Amazon Cognito
Developer Guide

Authorizing Amazon Cognito to Send Amazon SES Email on Your Behalf (from a Custom FROM Email Address)

If you want to send email from a custom FROM email address instead of the default, Amazon Cognito needs your permission to send email messages to your users on behalf of your Amazon SES verified identity. To grant that permission, create a sending authorization policy. For more information, see Using Sending Authorization with Amazon SES in the Amazon Simple Email Service Developer Guide.

The following is an example of an Amazon SES sending authorization policy for Amazon Cognito User Pools.

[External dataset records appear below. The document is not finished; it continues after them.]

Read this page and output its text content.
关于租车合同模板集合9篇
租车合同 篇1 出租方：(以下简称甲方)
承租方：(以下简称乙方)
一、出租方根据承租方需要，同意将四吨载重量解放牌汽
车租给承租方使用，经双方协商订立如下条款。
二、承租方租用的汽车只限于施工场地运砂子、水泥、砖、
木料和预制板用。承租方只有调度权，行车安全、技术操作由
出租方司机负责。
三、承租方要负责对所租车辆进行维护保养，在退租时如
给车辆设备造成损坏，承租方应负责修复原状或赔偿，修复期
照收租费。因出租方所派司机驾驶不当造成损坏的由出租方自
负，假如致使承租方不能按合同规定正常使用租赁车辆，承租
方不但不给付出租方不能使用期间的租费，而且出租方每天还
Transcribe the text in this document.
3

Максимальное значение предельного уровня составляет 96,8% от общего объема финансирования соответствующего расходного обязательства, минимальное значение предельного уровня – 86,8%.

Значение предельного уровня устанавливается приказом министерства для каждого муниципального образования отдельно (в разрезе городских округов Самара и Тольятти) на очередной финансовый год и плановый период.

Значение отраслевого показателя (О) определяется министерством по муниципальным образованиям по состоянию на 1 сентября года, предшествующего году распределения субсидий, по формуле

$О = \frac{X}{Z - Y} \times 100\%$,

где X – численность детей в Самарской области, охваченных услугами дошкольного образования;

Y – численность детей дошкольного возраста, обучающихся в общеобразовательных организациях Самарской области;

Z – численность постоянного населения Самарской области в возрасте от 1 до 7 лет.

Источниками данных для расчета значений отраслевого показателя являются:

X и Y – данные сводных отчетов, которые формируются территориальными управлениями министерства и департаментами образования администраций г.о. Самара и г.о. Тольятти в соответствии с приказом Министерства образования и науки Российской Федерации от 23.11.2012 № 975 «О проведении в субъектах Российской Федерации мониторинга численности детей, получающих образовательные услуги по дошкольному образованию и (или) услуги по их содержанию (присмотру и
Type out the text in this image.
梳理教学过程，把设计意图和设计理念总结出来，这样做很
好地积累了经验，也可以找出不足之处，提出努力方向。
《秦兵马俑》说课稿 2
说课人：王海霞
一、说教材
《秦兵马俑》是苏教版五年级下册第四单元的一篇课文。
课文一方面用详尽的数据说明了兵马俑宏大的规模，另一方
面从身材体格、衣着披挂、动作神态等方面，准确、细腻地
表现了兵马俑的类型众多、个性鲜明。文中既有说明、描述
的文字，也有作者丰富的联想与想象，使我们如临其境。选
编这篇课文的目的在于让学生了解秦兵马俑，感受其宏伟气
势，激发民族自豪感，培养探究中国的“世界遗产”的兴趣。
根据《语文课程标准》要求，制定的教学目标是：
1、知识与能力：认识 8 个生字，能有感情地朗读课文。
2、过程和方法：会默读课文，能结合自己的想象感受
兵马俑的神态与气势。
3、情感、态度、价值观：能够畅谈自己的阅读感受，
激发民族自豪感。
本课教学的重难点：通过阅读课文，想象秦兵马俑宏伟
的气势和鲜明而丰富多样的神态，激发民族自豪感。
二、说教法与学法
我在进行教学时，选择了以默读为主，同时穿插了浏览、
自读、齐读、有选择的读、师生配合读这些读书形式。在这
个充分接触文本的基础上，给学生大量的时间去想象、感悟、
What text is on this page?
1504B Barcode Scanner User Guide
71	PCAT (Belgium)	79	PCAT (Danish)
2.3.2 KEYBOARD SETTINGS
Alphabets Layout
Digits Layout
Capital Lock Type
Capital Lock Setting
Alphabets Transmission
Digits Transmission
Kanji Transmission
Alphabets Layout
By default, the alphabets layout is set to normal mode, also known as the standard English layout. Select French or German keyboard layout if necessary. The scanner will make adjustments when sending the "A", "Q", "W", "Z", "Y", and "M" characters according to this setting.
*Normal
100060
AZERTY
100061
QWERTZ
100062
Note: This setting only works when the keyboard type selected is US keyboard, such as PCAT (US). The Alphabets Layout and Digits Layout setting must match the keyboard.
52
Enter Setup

For more examples, see Amazon SES Sending Authorization Policy Examples in the Amazon Simple Email Service Developer Guide.

Note

In this example, the "Sid" value is an arbitrary string that uniquely identifies the statement. For more information about policy syntax, see Amazon SES Sending Authorization Policies in the Amazon Simple Email Service Developer Guide.

{ "Version": "2008-10-17", "Statement": [ { "Sid": "stmnt1234567891234", "Effect": "Allow", "Principal": { "Service": "cognito-idp.amazonaws.com" }, "Action": [ "ses:SendEmail", "ses:SendRawEmail" ], "Resource": "<your SES identity ARN>" } ] }

The Amazon Cognito console adds this policy for you when you select an Amazon SES identity from the drop-down menu. If you use the CLI or API to configure the user pool, you must attach this policy to your Amazon SES Identity.